HICCUP #3: This is less of a hiccup and more of a question on my part… I’m still operating under the assumption that this is making a cake because you are supposed to bake it in a tube pan but there is no flour or true raising agent in this mix and the use of vanilla wafers doesn’t make up for that. The further I read the more perplexed I am by what this will become and if it works could you zhoosh it up with other stuff. Could I use graham crackers? Oreos? Replace the coconut? I’ve got questions!
So, the approach was as simple as you could hope an oddly concocted, vintage recipe could be to make. Cream a stick of butter with two cups of sugar and add 6 eggs… a process that became more difficult than necessary by my lack of proper tools. For reasons beyond my control, I was cooking at my parents’ and they don’t tend to bake as much as I do which I never really considered until this became my only whisk option (see below). I decided to make do with a slotted serving spoon and pretend I was cooking in a prewar kitchen. (God bless my KitchenAid!)
I love retro recipes that use everyday boxed ingredients in an unexpected way and this was no exception. I had to pulverize a pound of vanilla wafers to create the carby bit of the dessert and naturally I did this with an insulated tumbler because a rolling pin was nowhere in sight. As far as dealing with the lack of canned coconut, I decided to choose the easiest method I could figure out by mixing desiccated coconut with sweetened coconut milk. I let it sit and “plump” in the hopes of changing the texture a bit. It seemed to work as well as I could expect and didn’t seem to make any difference in the consistency. Add in frozen coconut and pecans then pour into a tube pan. Surprisingly, this we did have because it came from my grandmother’s kitchen and is definitely as old as this recipe if not older but it worked and added to the authenticity of the retro experience.
Spoiler alert, it did make a cake but if I’m honest I wasn’t really sure what I would get until I pulled it out of the oven. As far as my “no rising agent” fear was concerned, it turned out not to be an issue because it didn’t rise. It went in and came out just as it was which created a very stodgy dessert along the lines of a bread pudding. I think the oddest bit might have been how long it had to cook. The recipe called for an hour and a half at 275 which is low but I figured with everything essentially being cooked it didn’t need much. Just firming up but no, I ended up cranking it up to 300 and cooking it for a grand total of three hours or so with it still being a bit fragile though it firmed up as it cooled.
It should look nicer than the picture suggests but I go impatient with the cooling process and left half the cake in the pan.

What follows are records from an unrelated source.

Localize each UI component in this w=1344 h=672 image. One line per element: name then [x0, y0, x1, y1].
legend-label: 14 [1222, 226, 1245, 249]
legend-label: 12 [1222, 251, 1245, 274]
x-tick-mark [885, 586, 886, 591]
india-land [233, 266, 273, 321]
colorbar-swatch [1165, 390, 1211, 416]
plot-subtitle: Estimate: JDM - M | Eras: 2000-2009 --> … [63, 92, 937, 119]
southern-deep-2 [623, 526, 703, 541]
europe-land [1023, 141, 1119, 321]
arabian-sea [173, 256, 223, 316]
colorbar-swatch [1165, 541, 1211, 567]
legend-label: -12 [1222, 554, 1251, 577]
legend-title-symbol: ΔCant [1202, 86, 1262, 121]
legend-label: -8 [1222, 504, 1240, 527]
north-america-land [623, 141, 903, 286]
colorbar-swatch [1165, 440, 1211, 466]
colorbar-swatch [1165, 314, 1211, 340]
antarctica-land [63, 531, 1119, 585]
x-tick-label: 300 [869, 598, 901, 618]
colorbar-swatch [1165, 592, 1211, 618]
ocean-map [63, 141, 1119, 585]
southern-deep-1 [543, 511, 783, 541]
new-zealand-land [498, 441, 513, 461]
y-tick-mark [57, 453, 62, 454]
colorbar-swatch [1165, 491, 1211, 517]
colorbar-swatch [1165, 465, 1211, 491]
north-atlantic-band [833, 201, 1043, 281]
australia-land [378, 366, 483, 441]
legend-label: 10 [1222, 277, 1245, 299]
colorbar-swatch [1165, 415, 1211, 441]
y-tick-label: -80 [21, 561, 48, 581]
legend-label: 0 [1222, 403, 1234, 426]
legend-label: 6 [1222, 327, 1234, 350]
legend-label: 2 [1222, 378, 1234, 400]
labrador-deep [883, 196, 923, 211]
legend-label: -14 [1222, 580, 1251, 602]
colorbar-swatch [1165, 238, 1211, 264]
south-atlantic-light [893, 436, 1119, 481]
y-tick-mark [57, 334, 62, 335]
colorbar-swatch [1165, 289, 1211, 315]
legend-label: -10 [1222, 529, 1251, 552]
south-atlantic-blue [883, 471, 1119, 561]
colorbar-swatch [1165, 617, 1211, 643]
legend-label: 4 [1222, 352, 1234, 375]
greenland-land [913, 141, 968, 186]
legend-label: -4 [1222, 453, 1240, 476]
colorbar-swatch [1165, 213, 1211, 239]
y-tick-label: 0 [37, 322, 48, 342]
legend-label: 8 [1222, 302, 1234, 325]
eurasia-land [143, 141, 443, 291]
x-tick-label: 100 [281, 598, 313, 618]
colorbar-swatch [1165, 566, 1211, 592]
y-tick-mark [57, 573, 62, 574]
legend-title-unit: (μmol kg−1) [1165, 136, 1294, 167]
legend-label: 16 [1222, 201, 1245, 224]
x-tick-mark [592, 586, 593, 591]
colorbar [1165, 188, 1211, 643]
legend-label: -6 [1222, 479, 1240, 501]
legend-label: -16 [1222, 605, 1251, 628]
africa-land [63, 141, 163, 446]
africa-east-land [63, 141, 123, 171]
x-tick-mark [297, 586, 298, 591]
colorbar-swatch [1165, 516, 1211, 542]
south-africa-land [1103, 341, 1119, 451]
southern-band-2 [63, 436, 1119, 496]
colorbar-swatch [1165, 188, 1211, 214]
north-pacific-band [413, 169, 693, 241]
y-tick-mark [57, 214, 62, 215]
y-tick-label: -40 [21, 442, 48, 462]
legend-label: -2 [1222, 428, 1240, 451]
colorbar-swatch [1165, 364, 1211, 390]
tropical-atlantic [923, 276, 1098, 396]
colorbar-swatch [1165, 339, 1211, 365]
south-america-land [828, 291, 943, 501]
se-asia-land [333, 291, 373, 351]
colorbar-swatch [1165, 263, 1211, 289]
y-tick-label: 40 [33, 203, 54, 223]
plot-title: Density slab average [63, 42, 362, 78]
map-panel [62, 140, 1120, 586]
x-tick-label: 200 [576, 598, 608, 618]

So, what did I think? Y’all! This was absolutely delicious and I am sorry I ever doubted the 1970’s housewife that decided to make do with vanilla wafers when she ran out of flour. It tasted like a Samoa sans the chocolate which is just a blessing. I have no doubt that you could make all kinds of creative substitutions with other store cupboard staples which I may do in the future. However, I think if I were to ever make it again I would do it in a brownie pan and finish it with a drizzle of chocolate for a full Samoa experience. Overall, it was well worth the effort and something fun to take to the next party but what should we call it? I’m open to suggestions but for now I’m calling it the Mystery Cake.